The trouble is, outside Italy there's little opportunity for domestic hook-ups. Attempts in Britain and France would be blocked for regulatory reasons because those markets are already controlled by several main players. Spain has a network of loosely affiliated mutuals that control about half of the market. The German network of regional banks isn't accountable to shareholders, so they don't face pressure to merge.
DOWN TO A HANDFUL. Analysts figure these conditions will force the bigger banks to venture across borders to find merger partners. By the end of the decade, said Nick Sandall, head of retail banking at Deloitte, there will be only "a handful" of big players on the European retail banking scene.

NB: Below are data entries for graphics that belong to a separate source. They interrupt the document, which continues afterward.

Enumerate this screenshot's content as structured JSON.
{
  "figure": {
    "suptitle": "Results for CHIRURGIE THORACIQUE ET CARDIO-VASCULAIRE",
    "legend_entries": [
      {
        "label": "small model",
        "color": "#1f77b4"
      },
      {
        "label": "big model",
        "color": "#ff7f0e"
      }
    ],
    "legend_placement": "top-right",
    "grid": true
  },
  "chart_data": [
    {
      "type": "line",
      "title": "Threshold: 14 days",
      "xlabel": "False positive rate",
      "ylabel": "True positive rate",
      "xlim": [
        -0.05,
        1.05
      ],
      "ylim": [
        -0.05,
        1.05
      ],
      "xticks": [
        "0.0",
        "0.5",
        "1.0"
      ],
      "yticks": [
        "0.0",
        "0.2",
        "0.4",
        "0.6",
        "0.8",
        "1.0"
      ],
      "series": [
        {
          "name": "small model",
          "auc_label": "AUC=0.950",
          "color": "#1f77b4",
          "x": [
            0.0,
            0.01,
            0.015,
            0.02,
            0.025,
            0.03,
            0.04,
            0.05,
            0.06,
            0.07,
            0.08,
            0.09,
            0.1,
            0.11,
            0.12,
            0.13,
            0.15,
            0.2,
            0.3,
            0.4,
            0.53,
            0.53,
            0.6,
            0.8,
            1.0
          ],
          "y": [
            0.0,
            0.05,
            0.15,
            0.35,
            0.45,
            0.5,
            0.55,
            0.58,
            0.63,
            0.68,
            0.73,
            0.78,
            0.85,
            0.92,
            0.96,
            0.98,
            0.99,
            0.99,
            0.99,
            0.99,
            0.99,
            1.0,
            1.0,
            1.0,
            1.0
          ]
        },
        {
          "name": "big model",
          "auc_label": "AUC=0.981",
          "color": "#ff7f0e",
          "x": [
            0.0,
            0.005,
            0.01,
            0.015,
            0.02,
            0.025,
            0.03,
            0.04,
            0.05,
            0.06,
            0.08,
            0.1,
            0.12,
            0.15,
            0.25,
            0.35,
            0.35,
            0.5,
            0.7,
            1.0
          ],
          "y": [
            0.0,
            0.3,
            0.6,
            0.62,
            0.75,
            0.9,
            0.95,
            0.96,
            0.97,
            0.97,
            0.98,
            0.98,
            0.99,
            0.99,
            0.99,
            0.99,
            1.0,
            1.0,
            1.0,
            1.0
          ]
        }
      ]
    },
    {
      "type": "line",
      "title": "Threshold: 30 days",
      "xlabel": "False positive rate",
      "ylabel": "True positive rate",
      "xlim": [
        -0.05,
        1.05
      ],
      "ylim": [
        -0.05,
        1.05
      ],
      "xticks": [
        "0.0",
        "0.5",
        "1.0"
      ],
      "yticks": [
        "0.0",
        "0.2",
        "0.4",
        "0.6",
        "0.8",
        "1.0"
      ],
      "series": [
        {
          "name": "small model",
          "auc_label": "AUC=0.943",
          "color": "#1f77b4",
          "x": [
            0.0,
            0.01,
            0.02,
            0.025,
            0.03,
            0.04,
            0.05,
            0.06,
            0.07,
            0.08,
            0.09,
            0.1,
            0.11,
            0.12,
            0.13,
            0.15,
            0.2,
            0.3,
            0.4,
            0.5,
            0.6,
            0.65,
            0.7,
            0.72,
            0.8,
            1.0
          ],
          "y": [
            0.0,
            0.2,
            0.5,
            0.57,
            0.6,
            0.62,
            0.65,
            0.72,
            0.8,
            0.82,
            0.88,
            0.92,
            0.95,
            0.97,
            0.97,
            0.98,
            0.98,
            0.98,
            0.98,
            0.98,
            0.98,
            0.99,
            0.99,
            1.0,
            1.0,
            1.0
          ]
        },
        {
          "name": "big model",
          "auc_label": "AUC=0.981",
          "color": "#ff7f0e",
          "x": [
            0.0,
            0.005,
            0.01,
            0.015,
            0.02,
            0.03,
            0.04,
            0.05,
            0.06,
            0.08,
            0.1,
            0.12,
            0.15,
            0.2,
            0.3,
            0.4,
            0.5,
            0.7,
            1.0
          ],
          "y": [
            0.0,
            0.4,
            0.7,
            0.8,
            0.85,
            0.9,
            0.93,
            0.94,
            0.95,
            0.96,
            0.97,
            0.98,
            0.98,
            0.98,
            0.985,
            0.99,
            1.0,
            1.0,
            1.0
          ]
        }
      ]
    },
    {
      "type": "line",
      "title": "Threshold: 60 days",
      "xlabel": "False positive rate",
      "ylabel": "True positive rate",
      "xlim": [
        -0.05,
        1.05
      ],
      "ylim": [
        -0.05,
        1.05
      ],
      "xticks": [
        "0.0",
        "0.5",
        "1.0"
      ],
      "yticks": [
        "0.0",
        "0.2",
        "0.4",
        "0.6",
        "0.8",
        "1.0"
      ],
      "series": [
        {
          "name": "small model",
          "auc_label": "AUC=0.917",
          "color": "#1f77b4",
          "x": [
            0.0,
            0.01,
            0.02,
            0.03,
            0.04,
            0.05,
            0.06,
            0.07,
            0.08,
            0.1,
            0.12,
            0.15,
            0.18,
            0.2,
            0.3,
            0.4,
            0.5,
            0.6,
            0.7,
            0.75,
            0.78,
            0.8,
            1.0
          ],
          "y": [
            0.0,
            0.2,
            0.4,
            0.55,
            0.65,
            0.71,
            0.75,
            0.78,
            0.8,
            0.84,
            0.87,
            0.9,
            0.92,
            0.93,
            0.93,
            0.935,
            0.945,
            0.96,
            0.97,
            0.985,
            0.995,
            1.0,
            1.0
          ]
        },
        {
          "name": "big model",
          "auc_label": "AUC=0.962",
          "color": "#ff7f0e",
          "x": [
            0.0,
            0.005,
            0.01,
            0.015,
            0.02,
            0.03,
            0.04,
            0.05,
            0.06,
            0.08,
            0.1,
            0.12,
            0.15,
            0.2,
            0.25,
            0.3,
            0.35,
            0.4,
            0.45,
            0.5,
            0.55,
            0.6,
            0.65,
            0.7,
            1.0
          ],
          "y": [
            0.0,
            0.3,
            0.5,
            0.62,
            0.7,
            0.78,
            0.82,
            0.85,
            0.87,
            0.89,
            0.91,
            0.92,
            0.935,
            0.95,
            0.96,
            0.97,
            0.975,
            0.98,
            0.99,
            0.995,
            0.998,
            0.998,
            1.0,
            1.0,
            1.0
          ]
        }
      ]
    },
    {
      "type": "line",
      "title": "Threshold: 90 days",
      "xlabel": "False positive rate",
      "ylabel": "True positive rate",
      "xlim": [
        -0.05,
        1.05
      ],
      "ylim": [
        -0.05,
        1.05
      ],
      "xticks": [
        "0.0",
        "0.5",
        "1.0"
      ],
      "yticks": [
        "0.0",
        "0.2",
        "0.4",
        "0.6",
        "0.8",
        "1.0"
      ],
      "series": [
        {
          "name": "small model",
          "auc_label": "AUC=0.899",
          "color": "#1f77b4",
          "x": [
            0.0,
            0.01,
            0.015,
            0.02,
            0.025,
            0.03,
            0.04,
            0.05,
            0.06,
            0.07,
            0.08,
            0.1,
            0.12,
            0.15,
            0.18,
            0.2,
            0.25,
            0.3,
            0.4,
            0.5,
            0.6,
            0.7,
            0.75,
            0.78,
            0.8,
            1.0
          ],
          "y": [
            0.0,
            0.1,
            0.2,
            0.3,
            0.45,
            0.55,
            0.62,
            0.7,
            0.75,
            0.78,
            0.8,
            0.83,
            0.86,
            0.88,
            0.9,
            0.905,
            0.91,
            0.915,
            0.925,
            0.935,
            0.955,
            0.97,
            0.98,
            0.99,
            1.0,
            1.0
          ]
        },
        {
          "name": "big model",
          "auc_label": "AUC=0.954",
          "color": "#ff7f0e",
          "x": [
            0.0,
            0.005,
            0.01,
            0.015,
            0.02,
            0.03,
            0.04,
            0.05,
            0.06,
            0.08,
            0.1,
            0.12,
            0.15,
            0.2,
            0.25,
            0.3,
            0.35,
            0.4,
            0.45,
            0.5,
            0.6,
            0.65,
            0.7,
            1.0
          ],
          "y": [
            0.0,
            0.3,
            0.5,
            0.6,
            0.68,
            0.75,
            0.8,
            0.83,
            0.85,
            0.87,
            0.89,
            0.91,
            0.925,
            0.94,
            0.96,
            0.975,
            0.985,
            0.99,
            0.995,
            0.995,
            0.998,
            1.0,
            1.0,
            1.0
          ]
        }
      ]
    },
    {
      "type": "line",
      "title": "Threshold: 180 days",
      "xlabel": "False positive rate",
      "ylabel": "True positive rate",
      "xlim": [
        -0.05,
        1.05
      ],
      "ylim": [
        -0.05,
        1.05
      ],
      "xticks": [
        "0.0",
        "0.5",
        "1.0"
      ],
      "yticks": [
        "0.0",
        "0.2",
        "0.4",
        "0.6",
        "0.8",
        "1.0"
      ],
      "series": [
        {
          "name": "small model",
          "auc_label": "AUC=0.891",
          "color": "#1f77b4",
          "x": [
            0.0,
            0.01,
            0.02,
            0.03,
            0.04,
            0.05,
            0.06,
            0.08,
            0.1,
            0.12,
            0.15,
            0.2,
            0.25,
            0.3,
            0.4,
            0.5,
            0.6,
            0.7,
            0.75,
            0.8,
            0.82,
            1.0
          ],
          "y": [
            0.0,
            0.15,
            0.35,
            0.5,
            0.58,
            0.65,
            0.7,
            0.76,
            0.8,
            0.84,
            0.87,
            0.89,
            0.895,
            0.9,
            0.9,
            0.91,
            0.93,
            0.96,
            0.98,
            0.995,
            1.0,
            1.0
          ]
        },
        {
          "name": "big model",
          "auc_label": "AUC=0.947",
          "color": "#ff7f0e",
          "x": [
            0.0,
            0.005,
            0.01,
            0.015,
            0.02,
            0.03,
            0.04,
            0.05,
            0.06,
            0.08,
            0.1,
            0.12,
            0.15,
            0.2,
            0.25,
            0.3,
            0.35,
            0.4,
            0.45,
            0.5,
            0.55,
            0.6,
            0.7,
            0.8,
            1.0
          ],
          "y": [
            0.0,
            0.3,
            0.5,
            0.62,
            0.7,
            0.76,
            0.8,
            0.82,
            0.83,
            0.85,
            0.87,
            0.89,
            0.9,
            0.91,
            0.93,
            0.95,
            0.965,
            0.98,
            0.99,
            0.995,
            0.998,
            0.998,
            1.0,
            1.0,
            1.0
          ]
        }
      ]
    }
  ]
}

Though nearly 19% of the region's banks ceased operations between 1999 and 2004, Deloitte figures 8% more are set to go through 2009. "They're all looking behind their backs and asking how they can survive," said Louis Capital's Kamran Butt. Midsize financial institutions with a market capitalization between $26 billion and $64 billion will be prime targets, he says.
NEXT STEPS. And speculation is coming thick and fast. Shares of Royal Bank of Scotland rose on Aug. 30 after a German financial newsletter said the Britain-based bank may be interested in Germany's Deutsche Postbank. Commerzbank is also a prime takeover candidate in Germany, analysts say. In Britain, meanwhile, banks that were at the forefront of M&A activity in the early part of this decade such as Lloyds TSB (LYG) and Barclays (BCS) now find they may be too small to survive.
Back in Italy, Santander, which has long harbored ambitions there, and Crédit Agricole, are both likely to start sniffing around as the Bank of Italy governor, Mario Draghi, encourages consolidation. Banca Popolare Italiana has considered merging with other Italian banks and reportedly will meet with advisers Aug. 31 to discuss the next step.